Mi piace immaginare che ogni singolo individuo abbia la possibilità di lasciare un segno, anche minimo, nella tessitura della società. La mia esperienza personale mi suggerisce che ognuno di noi può offrire il proprio contributo, con un gesto, una parola, un’idea. Quando ho accettato l’incarico dal sindaco, mi ha chiesto di svolgere un compito particolare: aiutare a individuare le mancanze che forse sfuggivano al suo sguardo, proprio perché il mio punto di vista, da persona su sedia a rotelle, offriva una prospettiva diversa. È stato un impegno che ho assunto con serietà e che ho cercato di portare avanti con tutta la mia energia e il mio entusiasmo. Ma anche se oggi non rivesto più quel ruolo ufficiale, mi sento comunque vicino alla comunità e disponibile a offrire il mio aiuto, nella misura delle mie possibilità. Forse è proprio questo il bello della vita: sentirsi parte di qualcosa di più grande di noi stessi, e avere l’opportunità di contribuire al benessere collettivo, anche solo con un piccolo gesto di generosità.
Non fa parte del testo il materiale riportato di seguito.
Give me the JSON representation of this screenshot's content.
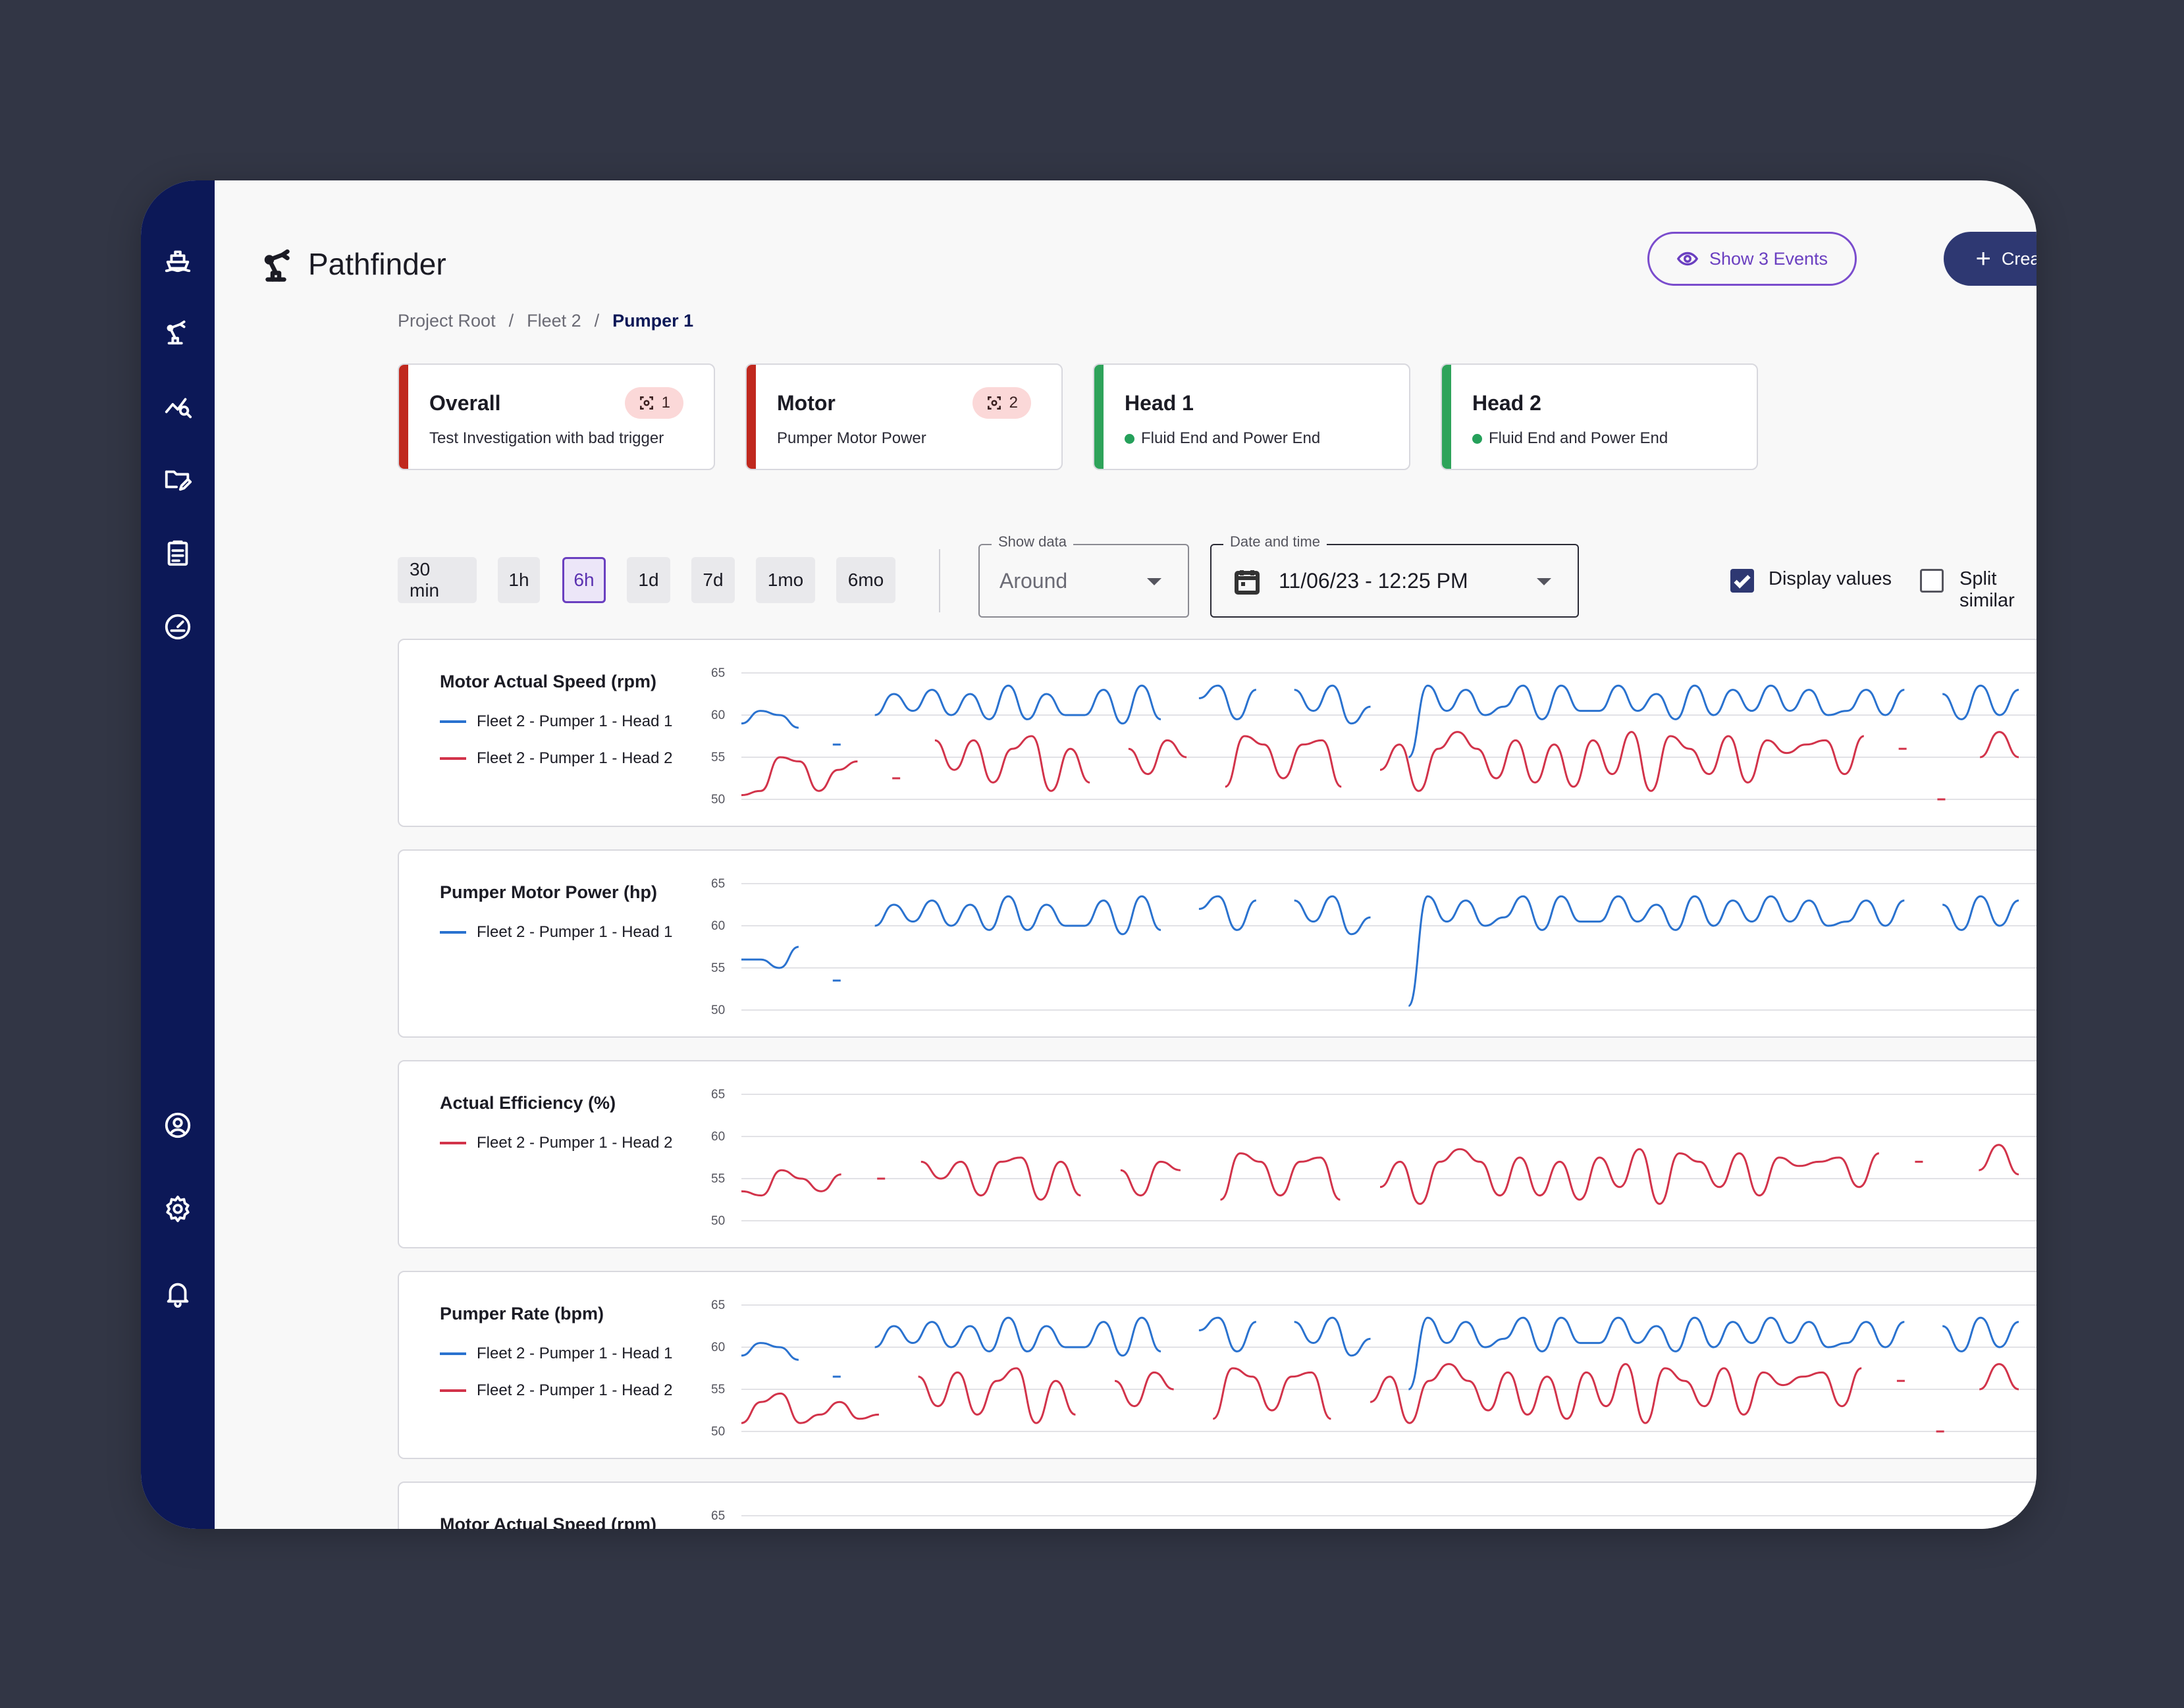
{
  "app": {
    "title": "Pathfinder"
  },
  "header": {
    "events_label": "Show 3 Events",
    "create_label": "Create Event"
  },
  "breadcrumb": {
    "items": [
      "Project Root",
      "/",
      "Fleet 2",
      "/",
      "Pumper 1"
    ]
  },
  "sidebar": {
    "icons": [
      "ship-icon",
      "robot-arm-icon",
      "chart-search-icon",
      "folder-edit-icon",
      "clipboard-icon",
      "gauge-icon",
      "account-icon",
      "settings-icon",
      "bell-icon"
    ]
  },
  "cards": [
    {
      "title": "Overall",
      "subtitle": "Test Investigation with bad trigger",
      "badge": "1",
      "status_color": "#c0281e"
    },
    {
      "title": "Motor",
      "subtitle": "Pumper Motor Power",
      "badge": "2",
      "status_color": "#c0281e"
    },
    {
      "title": "Head 1",
      "subtitle": "Fluid End and Power End",
      "status_color": "#2ea35a"
    },
    {
      "title": "Head 2",
      "subtitle": "Fluid End and Power End",
      "status_color": "#2ea35a"
    }
  ],
  "time_ranges": {
    "options": [
      "30 min",
      "1h",
      "6h",
      "1d",
      "7d",
      "1mo",
      "6mo"
    ],
    "selected": "6h"
  },
  "show_data": {
    "label": "Show data",
    "value": "Around"
  },
  "datetime": {
    "label": "Date and time",
    "value": "11/06/23 - 12:25 PM"
  },
  "options": {
    "display_values": "Display values",
    "display_values_checked": true,
    "split_similar": "Split similar",
    "split_similar_checked": false
  },
  "colors": {
    "head1": "#2a72cf",
    "head2": "#d2334a",
    "accent": "#2e3872",
    "violet": "#6a3fc0"
  },
  "chart_data": [
    {
      "type": "line",
      "title": "Motor Actual Speed (rpm)",
      "yticks": [
        "65",
        "60",
        "55",
        "50"
      ],
      "ylim": [
        48,
        67
      ],
      "series": [
        {
          "name": "Fleet 2 - Pumper 1 - Head 1",
          "color": "#2a72cf",
          "values": [
            59,
            60.5,
            60,
            58.5,
            null,
            56.5,
            null,
            60,
            62.5,
            60.5,
            63,
            60,
            62.5,
            59.5,
            63.5,
            59.5,
            62.5,
            60,
            60,
            63,
            59,
            63.5,
            59.5,
            null,
            62,
            63.5,
            59.5,
            63,
            null,
            63,
            60.5,
            63.5,
            59,
            61,
            null,
            55,
            63.5,
            60.5,
            63,
            60,
            61,
            63.5,
            59.5,
            63.5,
            60.5,
            60.5,
            63.5,
            60.5,
            62.5,
            59.5,
            63.5,
            60,
            63,
            60.5,
            63.5,
            60.5,
            63,
            60,
            60.5,
            63,
            60,
            63,
            null,
            62.5,
            59.5,
            63.5,
            60,
            63
          ]
        },
        {
          "name": "Fleet 2 - Pumper 1 - Head 2",
          "color": "#d2334a",
          "values": [
            50.5,
            51,
            55,
            54.5,
            51,
            53.5,
            54.5,
            null,
            52.5,
            null,
            57,
            53.5,
            57,
            52,
            56,
            57.5,
            51,
            56,
            52,
            null,
            56,
            53,
            57,
            55,
            null,
            51.5,
            57.5,
            56.5,
            52.5,
            56.5,
            57,
            51.5,
            null,
            53.5,
            56.5,
            51,
            56,
            58,
            56,
            52.5,
            57,
            52,
            56.5,
            51.5,
            57,
            53,
            58,
            51,
            57.5,
            56,
            53,
            57.5,
            52,
            57,
            55.5,
            56.5,
            57,
            53,
            57.5,
            null,
            56,
            null,
            50,
            null,
            55,
            58,
            55
          ]
        }
      ]
    },
    {
      "type": "line",
      "title": "Pumper Motor Power (hp)",
      "yticks": [
        "65",
        "60",
        "55",
        "50"
      ],
      "ylim": [
        48,
        67
      ],
      "series": [
        {
          "name": "Fleet 2 - Pumper 1 - Head 1",
          "color": "#2a72cf",
          "values": [
            56,
            56,
            55,
            57.5,
            null,
            53.5,
            null,
            60,
            62.5,
            60.5,
            63,
            60,
            62.5,
            59.5,
            63.5,
            59.5,
            62.5,
            60,
            60,
            63,
            59,
            63.5,
            59.5,
            null,
            62,
            63.5,
            59.5,
            63,
            null,
            63,
            60.5,
            63.5,
            59,
            61,
            null,
            50.5,
            63.5,
            60.5,
            63,
            60,
            61,
            63.5,
            59.5,
            63.5,
            60.5,
            60.5,
            63.5,
            60.5,
            62.5,
            59.5,
            63.5,
            60,
            63,
            60.5,
            63.5,
            60.5,
            63,
            60,
            60.5,
            63,
            60,
            63,
            null,
            62.5,
            59.5,
            63.5,
            60,
            63
          ]
        }
      ]
    },
    {
      "type": "line",
      "title": "Actual Efficiency (%)",
      "yticks": [
        "65",
        "60",
        "55",
        "50"
      ],
      "ylim": [
        48,
        67
      ],
      "series": [
        {
          "name": "Fleet 2 - Pumper 1 - Head 2",
          "color": "#d2334a",
          "values": [
            53.5,
            53,
            56,
            55,
            53.5,
            55.5,
            null,
            55,
            null,
            57,
            55,
            57,
            53,
            57,
            57.5,
            52.5,
            57,
            53,
            null,
            56,
            53,
            57,
            56,
            null,
            52.5,
            58,
            57,
            53,
            57,
            57.5,
            52.5,
            null,
            54,
            57,
            52,
            57,
            58.5,
            57,
            53,
            57.5,
            53,
            57,
            52.5,
            57.5,
            54,
            58.5,
            52,
            58,
            57,
            54,
            58,
            53,
            57.5,
            56.5,
            57,
            57.5,
            54,
            58,
            null,
            57,
            null,
            null,
            56,
            59,
            55.5
          ]
        }
      ]
    },
    {
      "type": "line",
      "title": "Pumper Rate (bpm)",
      "yticks": [
        "65",
        "60",
        "55",
        "50"
      ],
      "ylim": [
        48,
        67
      ],
      "series": [
        {
          "name": "Fleet 2 - Pumper 1 - Head 1",
          "color": "#2a72cf",
          "values": [
            59,
            60.5,
            60,
            58.5,
            null,
            56.5,
            null,
            60,
            62.5,
            60.5,
            63,
            60,
            62.5,
            59.5,
            63.5,
            59.5,
            62.5,
            60,
            60,
            63,
            59,
            63.5,
            59.5,
            null,
            62,
            63.5,
            59.5,
            63,
            null,
            63,
            60.5,
            63.5,
            59,
            61,
            null,
            55,
            63.5,
            60.5,
            63,
            60,
            61,
            63.5,
            59.5,
            63.5,
            60.5,
            60.5,
            63.5,
            60.5,
            62.5,
            59.5,
            63.5,
            60,
            63,
            60.5,
            63.5,
            60.5,
            63,
            60,
            60.5,
            63,
            60,
            63,
            null,
            62.5,
            59.5,
            63.5,
            60,
            63
          ]
        },
        {
          "name": "Fleet 2 - Pumper 1 - Head 2",
          "color": "#d2334a",
          "values": [
            51,
            53.5,
            54.5,
            51,
            52,
            53.5,
            51.5,
            52,
            null,
            56.5,
            53,
            57,
            52,
            56,
            57.5,
            51,
            56,
            52,
            null,
            56,
            53,
            57,
            55,
            null,
            51.5,
            57.5,
            56.5,
            52.5,
            56.5,
            57,
            51.5,
            null,
            53.5,
            56.5,
            51,
            56,
            58,
            56,
            52.5,
            57,
            52,
            56.5,
            51.5,
            57,
            53,
            58,
            51,
            57.5,
            56,
            53,
            57.5,
            52,
            57,
            55.5,
            56.5,
            57,
            53,
            57.5,
            null,
            56,
            null,
            50,
            null,
            55,
            58,
            55
          ]
        }
      ]
    },
    {
      "type": "line",
      "title": "Motor Actual Speed (rpm)",
      "yticks": [
        "65"
      ],
      "ylim": [
        48,
        67
      ],
      "series": []
    }
  ]
}
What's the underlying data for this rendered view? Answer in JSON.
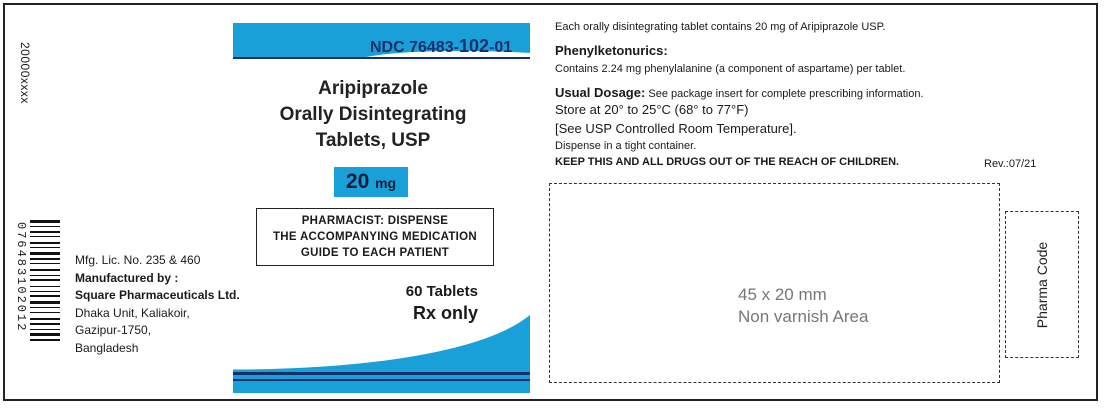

Quali sono gli elementi che ancora mancano per rendere una società “disability friendly”?

In un mondo ideale, non esisterebbe la necessità di definire un luogo o un servizio come “disability friendly”, perché l’inclusione sarebbe un concetto implicito in ogni aspetto della nostra vita quotidiana. Ma purtroppo, la realtà è ben diversa. Ancora oggi, le persone con disabilità devono affrontare sfide quotidiane per poter partecipare pienamente alla vita sociale, economica e culturale.

La visione di un parco progettato con un’ottica inclusiva rappresenta un obiettivo ambizioso, ma necessario. Un parco concepito per accogliere e soddisfare le esigenze di tutti, indipendentemente dalle loro capacità fisiche, sarebbe un segno tangibile di progresso verso una società veramente inclusiva. Ma la sfida più grande non è solo quella di adattare gli spazi fisici, ma di cambiare mentalità e percezioni radicate nella nostra cultura.

La disabilità non dovrebbe essere vista come un’eccezione, ma come parte integrante della diversità umana. Ogni individuo, indipendentemente dalle proprie capacità fisiche, ha il diritto di essere pienamente incluso nella società. Solo quando abbracceremo la diversità come un valore e non come un peso da integrare, avremo compiuto veri passi avanti verso un mondo davvero inclusivo.